Performance-Künstler Matteo Haitzmann erinnert an die Opfer der AIDS-Krise
Er spielt die Geige wie eine Gitarre, um eine rhythmische Basis zu kreieren. Dann legt er mit dem Instrument Melodien darüber und singt dazu mit klarer, heller Stimme über Lebensmut und Traurigkeit, Ausgrenzung und Zusammenhalt.
Bei Matteo Haitzmanns Performance-Stück „Those We Lost“ ist die eindringliche Musik aber nur ein Teil dessen, was der Musiker und Performance-Künstler damit vermitteln will. Gestaltet hat er das Stück nämlich, um an die Überlebensstrategien der LGBT-Gemeinschaft in den 80er- und 90er-Jahren angesichts der damaligen AIDS-Krise zu erinnern.

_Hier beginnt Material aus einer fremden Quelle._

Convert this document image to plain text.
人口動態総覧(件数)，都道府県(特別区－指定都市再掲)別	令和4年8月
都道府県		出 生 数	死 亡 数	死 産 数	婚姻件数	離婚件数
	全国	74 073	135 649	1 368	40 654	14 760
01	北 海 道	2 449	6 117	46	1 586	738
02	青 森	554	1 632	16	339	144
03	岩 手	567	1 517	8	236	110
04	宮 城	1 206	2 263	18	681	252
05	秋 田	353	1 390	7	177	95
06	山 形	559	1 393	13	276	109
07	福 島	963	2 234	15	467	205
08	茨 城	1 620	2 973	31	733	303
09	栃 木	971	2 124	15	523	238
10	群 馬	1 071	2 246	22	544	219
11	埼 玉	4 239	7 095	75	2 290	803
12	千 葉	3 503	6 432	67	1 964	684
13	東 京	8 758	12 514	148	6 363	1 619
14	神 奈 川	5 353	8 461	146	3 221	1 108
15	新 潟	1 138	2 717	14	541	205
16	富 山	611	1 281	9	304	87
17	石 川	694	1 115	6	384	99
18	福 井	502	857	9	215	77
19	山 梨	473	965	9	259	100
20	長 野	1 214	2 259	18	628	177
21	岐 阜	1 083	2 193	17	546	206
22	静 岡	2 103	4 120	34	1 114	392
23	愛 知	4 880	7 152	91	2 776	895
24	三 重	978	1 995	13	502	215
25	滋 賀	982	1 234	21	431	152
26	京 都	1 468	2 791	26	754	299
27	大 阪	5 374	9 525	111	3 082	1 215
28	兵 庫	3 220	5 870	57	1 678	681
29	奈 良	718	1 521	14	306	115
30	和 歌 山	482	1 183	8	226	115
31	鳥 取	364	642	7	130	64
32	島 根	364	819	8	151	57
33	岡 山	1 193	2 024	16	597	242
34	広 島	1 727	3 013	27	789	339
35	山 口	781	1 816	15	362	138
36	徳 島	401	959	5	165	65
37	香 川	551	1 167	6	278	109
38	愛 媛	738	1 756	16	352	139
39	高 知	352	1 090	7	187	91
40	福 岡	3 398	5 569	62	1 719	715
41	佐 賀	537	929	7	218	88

„Angefangen hat es damit, dass ich Gideon Mendels Fotobuch ,The Ward‘ in die Hände bekommen habe“, erzählt er im Interview mit dem KURIER. „Diese Bilder waren so eindrücklich, dass ich mehr darüber gelesen habe und dabei von mir selbst überrascht war, dass ich so wenig über diese Zeit wusste. Mir war nicht bewusst, wie viel diese politische Bewegung erreicht und zur Identitätsfindung und zum Selbstbewusstsein dieser Gemeinschaft beigetragen hat. Ich wollte mit dem Stück Danke sagen.“
Haitzmann recherchierte dafür neun Monate, las in Tagebüchern, wühlte in Zeitungsarchiven und Videotheken und fand viele Interviews mit Betroffenen. Die wurden zum Kern von „Those We Lost“.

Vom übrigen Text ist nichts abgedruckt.